Part of what makes Big Brother such a compelling vice is that the situations are overtly contrived – they’re dire challenges in the form of games – but beyond that they play on observable human feeling in the face of the contrivance.
What seems like a lifetime ago Big Brother was a show to write about and it also sucked you in. There’s a real sense of recognition seeing the shots of Chrissie Swan who read books and Reggie Sorensen the fish and chip shop lady from Tasmania, David Graham the gay farmer who loved Belinda Carlisle’s ‘Summer Rain’.
The images came back like memories of your own life which says something about the way Big Brother played on the pull of human emotion in the face of very nifty artifice. It helped that Gretel Killeen was so self-possessed and adult. There was the glimpse of her with Merlyn his mouth taped shut with the words ‘Free the Refugees’. Big Brother always had danger because it played on unpredictable intensities of feeling.

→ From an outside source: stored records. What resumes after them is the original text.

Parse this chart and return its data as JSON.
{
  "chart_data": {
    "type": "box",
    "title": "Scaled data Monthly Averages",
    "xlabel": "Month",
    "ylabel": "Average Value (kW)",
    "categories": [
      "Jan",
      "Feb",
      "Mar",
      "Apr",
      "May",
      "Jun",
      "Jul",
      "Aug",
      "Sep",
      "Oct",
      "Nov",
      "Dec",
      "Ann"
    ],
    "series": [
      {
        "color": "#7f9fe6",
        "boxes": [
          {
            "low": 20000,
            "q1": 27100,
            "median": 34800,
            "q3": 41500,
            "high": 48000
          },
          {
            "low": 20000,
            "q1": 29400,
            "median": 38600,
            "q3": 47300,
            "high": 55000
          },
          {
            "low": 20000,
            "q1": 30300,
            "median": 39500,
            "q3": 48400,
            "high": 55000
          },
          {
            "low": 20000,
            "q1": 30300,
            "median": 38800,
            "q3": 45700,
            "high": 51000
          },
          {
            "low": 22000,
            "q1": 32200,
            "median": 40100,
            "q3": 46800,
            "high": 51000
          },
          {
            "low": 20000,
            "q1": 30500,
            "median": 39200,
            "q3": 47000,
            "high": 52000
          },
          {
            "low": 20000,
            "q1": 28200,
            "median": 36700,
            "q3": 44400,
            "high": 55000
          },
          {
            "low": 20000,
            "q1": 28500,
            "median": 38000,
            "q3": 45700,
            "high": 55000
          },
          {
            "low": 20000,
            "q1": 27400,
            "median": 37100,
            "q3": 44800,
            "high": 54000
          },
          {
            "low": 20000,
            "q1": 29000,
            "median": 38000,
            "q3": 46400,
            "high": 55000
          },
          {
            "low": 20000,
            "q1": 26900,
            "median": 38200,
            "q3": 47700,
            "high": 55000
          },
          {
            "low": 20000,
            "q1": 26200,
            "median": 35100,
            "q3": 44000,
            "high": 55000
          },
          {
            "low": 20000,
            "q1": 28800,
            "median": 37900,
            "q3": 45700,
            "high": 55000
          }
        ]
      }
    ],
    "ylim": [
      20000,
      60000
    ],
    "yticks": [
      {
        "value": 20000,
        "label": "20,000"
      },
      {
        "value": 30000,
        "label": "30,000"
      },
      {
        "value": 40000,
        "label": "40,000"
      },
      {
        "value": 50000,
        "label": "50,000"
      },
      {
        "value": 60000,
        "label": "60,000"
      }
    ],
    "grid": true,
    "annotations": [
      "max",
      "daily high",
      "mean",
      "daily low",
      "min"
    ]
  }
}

Just at the moment there are young guys running around in Calvin Klein underpants and women including Holly, the streetwise beauty, in bikini swimmers.
Anyone who watches the show beyond its necessarily corny opening will feel the tug of it. In one way this is old-fashioned TV at its most commercial but it’s soothing to hear Mike Goldman’s voice narrating again. In another way this is vox populi, deny it if you dare.